To me, the format which works best is the one seen in the first two Fallout games – though I’m under no illusions that it is perfect. Simply, Fallout divided all characters in the game (enemies, allies and the player) into different hitzones – legs, arms, groin, torso, head and eyes. It then married this with an overall HP counter that functions the same as most other RPGs, so if you run out of Hit Points then you’re dead and have to reload a game.


There were two types of attacks – default and targeted, with default attacks having a low chance of causing a critical outcome but costing fewer action points to execute. Default attacks always aimed for the torso too and were primarily useful depleting enemy HP. Targeted attacks cost more action points to perform, but you could choose which areas to aim for and could therefore get special outcomes. Get a critical shot against the legs and you’d stop your enemy from being able to chase you as well, while hitting the eyes would stop them retaliating as effectively.

Brilliantly, these rules also worked against the player too. If you got a crippled leg then you’d be unable to run or move in combat, while a shot in the arm might render you unable to use two-handed weapons. Restoring limbs from these effects would require the use of specific items and skills that were kept separate from other healing devices.

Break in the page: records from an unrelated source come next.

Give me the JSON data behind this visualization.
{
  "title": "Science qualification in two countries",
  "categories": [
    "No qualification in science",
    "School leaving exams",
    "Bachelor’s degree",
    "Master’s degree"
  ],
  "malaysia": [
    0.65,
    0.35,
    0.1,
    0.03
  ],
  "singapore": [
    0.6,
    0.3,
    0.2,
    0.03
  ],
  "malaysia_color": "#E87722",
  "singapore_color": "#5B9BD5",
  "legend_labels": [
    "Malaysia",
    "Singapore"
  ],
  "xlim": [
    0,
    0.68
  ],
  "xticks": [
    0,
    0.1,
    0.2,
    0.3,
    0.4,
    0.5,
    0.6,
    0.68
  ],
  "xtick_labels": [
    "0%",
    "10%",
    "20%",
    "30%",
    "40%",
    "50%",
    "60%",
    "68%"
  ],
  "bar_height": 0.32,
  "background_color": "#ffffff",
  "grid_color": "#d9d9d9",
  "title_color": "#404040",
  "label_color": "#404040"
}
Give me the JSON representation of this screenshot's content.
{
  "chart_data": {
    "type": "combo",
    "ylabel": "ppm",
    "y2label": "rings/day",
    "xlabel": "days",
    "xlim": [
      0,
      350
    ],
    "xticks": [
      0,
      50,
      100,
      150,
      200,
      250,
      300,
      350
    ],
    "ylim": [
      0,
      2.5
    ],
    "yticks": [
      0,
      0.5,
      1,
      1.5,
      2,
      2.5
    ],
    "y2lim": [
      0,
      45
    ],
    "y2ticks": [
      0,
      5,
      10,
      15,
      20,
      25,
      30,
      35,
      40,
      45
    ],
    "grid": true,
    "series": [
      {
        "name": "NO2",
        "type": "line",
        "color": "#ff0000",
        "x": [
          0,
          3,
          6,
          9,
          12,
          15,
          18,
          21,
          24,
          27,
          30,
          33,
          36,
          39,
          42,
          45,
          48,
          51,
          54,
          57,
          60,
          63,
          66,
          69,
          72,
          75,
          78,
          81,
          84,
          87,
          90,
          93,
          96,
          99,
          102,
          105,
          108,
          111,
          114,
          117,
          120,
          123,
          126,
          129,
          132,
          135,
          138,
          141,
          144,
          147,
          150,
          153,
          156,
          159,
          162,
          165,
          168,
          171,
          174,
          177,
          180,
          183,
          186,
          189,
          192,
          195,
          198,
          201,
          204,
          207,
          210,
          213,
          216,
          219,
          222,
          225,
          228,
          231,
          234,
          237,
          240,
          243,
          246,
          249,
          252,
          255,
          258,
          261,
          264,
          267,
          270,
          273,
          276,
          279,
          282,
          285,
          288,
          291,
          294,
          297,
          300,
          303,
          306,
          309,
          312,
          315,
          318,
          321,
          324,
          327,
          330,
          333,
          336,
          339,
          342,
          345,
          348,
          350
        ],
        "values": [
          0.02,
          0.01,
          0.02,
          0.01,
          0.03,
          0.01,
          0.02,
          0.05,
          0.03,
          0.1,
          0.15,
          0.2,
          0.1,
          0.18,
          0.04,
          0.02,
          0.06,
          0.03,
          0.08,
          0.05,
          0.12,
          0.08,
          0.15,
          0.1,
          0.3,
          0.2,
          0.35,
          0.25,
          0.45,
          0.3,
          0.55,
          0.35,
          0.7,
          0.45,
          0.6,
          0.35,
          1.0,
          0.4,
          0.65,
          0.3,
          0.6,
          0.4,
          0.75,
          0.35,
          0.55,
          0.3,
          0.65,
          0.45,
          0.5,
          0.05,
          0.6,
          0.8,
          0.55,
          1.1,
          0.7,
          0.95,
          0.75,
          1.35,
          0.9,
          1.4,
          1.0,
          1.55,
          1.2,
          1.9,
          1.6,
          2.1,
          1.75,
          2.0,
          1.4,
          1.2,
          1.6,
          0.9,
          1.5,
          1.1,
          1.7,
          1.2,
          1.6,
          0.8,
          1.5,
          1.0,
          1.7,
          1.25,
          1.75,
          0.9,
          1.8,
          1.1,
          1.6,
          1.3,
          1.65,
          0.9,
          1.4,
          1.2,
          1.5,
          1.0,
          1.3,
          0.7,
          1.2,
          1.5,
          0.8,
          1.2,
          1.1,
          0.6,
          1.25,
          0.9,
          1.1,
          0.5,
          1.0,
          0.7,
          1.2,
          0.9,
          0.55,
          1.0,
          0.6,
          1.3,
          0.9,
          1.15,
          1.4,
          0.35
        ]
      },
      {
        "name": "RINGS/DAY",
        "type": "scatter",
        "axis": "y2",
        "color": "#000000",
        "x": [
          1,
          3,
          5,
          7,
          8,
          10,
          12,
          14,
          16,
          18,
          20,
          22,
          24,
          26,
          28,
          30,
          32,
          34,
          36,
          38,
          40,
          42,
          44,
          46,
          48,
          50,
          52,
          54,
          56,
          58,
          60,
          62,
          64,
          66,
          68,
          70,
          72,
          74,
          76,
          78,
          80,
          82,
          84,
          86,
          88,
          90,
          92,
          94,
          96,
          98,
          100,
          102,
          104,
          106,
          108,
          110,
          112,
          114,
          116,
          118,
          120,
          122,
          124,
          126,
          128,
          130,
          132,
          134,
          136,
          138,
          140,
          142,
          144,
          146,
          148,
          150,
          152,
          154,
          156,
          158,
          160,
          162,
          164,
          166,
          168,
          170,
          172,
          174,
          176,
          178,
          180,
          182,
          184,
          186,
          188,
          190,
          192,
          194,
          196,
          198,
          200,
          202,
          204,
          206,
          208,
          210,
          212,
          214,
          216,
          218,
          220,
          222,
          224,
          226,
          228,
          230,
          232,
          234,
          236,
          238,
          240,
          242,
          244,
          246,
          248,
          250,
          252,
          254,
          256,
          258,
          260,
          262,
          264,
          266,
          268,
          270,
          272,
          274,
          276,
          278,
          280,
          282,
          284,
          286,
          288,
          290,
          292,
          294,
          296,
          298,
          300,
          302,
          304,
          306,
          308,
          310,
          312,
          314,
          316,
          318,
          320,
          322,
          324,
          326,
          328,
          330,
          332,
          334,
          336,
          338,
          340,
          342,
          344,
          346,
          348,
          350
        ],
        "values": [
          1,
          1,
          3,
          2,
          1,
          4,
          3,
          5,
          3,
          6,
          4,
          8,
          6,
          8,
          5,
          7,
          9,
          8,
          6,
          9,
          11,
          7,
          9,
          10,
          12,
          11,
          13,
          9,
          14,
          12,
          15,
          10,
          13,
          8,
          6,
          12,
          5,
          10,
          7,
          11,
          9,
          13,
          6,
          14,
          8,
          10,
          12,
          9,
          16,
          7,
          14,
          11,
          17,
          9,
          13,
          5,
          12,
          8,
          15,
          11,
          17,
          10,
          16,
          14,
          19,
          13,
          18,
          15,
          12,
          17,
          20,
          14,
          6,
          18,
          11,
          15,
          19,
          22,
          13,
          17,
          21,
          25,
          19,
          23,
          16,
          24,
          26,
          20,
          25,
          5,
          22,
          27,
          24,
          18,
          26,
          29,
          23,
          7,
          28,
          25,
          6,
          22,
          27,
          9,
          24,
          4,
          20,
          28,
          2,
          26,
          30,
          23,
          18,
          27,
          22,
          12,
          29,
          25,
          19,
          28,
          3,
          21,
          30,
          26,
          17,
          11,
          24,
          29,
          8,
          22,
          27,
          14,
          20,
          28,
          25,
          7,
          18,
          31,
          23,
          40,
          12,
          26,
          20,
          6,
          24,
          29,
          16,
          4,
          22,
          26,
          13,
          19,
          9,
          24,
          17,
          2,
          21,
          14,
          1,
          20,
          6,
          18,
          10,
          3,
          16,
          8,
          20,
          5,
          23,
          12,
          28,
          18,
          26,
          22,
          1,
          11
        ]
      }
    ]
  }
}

Fallout’s health system isn’t perfect. There were several inconsistencies in the implementation and it wouldn’t work for other genres at all. Call of Cthulhu: Dark Corners of the Earth is an FPS which uses a roughly similar system which utterly fails to impress, though it does increase the sense of vulnerability which that game thrives on.

The point is: all systems for presenting health to players in computer games are equally flawed and, just because Fallout is my personal favourite or Half-Life integrated it into the story through the HEV suit, doesn’t change that.